The term Expressionism was first used to describe the movement in the magazine produced in 1911 called “Der Sturm”, and was usually linked to paintings and graphic work that challenged academic traditions at the time. The philosopher Friedrich Nietzsche later helped to define the area of modern expressionism better by clarifying the movement’s links to ancient art before any more modern interpretation had, and applied his own unique philosophy to the movement. He has been quoted stating that disordered and ordered elements are present in all works of art, but that the basic traits of Expressionism lay in the mainly disordered aspects.
“The German artist creates out of his imagination, inner vision, the forms of visible nature are to him only a symbol.”
The Expressionist point of view was usually conveyed through the use of bold colors, distorted forms, and a lack of perspective. Generally, a piece of expressionistic art is one that is expressive of intense emotion, and much of this kind of artwork occurs during times of social upheaval. Though it can be argued that an artist is expressive by nature, and that all artwork is truly expressionist, there are many who consider the movement particularly communicative of emotion. Later on, artists like Kandinsky changed 20th century Expressionist work through the formation of Abstract Expressionism.

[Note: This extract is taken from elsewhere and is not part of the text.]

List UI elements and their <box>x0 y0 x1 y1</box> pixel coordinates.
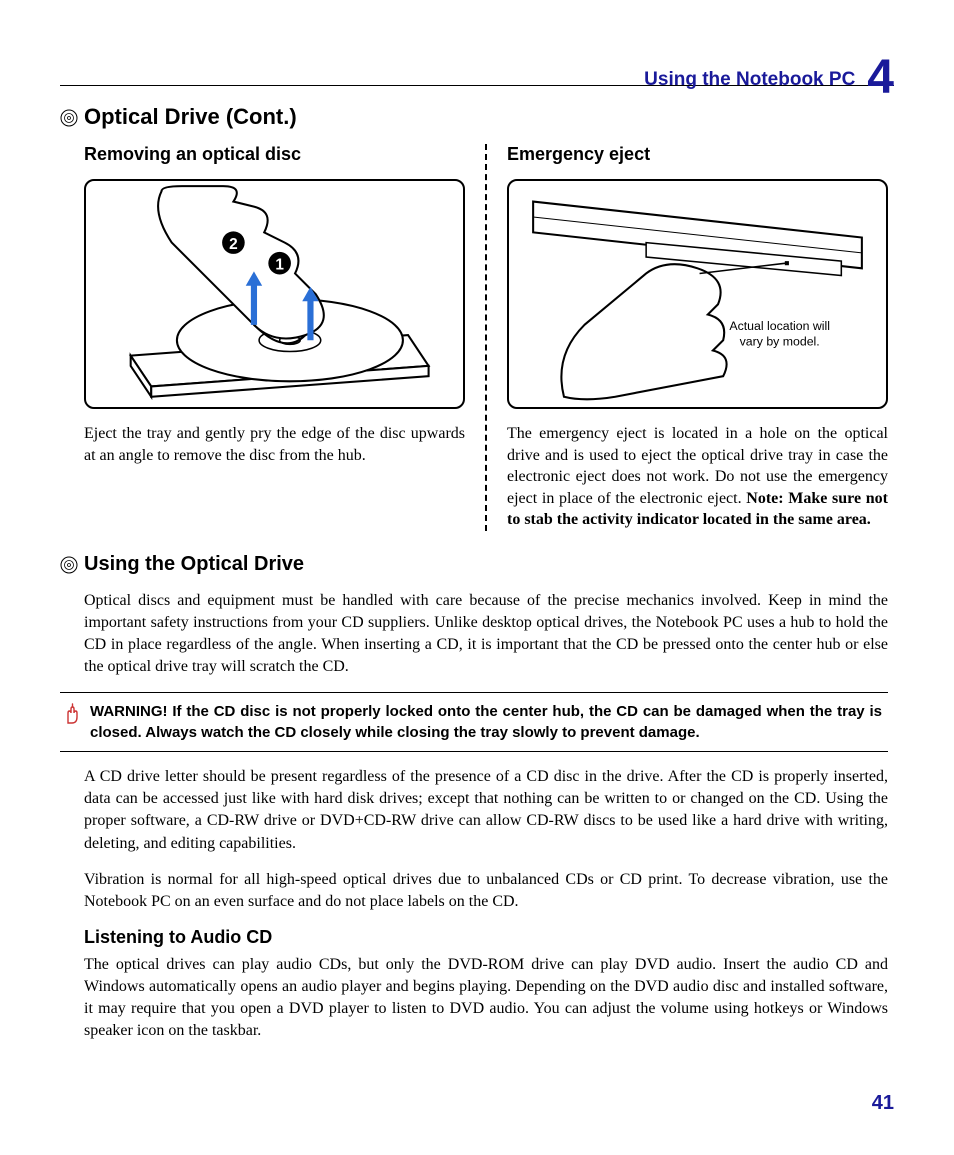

The art historian Antonín Matějček was elemental in coining the term as the opposite to the Impressionist movement as well, and though Expressionism seems well defined as an artistic movement, there have never been a group of artists that called themselves Expressionists. The movement was primarily German and Austrian, and many of the different groups of thought were based around Germany at the time. Another artistic movement that heavily influenced Expressionism was Fauvism. This kind of artwork is characterized by primitive, less naturalistic forms, and includes the works of famed painters Paul Gauguin and Henri Matisse.
With this influence firmly in place, Expressionism grew into striking compositions that focused on representing emotional reactions through powerful use of color and dynamic approaches with subject matter, and seemed to counter the qualities centered on by the French Impressionism of the time. Where French Impressionism was to seek rendering the visual appearance of objects, Expressionism became an opposing movement seeking to capture emotions and subjective interpretation, and it was not important to reproduce a visually pleasing interpretation of the matter that the painting represented.

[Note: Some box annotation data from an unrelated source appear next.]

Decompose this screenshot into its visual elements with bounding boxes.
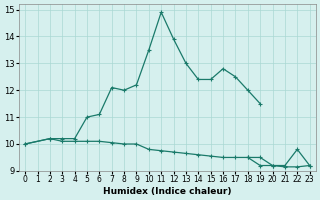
X-axis label: Humidex (Indice chaleur): Humidex (Indice chaleur) <box>103 187 232 196</box>
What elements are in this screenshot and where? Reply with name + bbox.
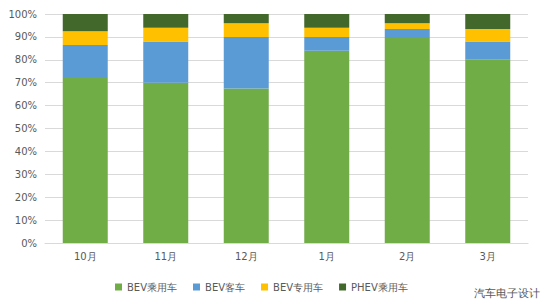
svg-text:2月: 2月 bbox=[399, 251, 415, 262]
svg-text:10%: 10% bbox=[15, 215, 37, 226]
svg-text:1月: 1月 bbox=[319, 251, 335, 262]
svg-text:80%: 80% bbox=[15, 54, 37, 65]
svg-text:90%: 90% bbox=[15, 31, 37, 42]
svg-text:PHEV乘用车: PHEV乘用车 bbox=[351, 282, 408, 293]
svg-text:70%: 70% bbox=[15, 77, 37, 88]
svg-text:60%: 60% bbox=[15, 100, 37, 111]
svg-text:BEV客车: BEV客车 bbox=[205, 282, 245, 293]
svg-text:12月: 12月 bbox=[235, 251, 258, 262]
svg-text:11月: 11月 bbox=[154, 251, 177, 262]
svg-text:40%: 40% bbox=[15, 146, 37, 157]
svg-text:50%: 50% bbox=[15, 123, 37, 134]
svg-text:汽车电子设计: 汽车电子设计 bbox=[474, 287, 540, 300]
svg-text:0%: 0% bbox=[21, 238, 37, 249]
svg-text:30%: 30% bbox=[15, 169, 37, 180]
svg-text:BEV乘用车: BEV乘用车 bbox=[127, 282, 177, 293]
svg-text:BEV专用车: BEV专用车 bbox=[273, 282, 323, 293]
svg-text:100%: 100% bbox=[8, 9, 37, 20]
svg-text:3月: 3月 bbox=[480, 251, 496, 262]
svg-text:10月: 10月 bbox=[74, 251, 97, 262]
svg-text:20%: 20% bbox=[15, 192, 37, 203]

Expressionism has crossed over into many differing fields of artistic vision, with sculpture and filmmaking being primary examples today, and have influenced many people throughout the course of its’ existence as a movement in art. These visions have combined over time to create the comprehensive idea of what Expressionism has become, and many people have found this type of art very appealing and eye-catching. Throughout this century, much Expressionistic artwork has come to be representative of what art can come to be, and many people have been influenced by this very emotional artwork.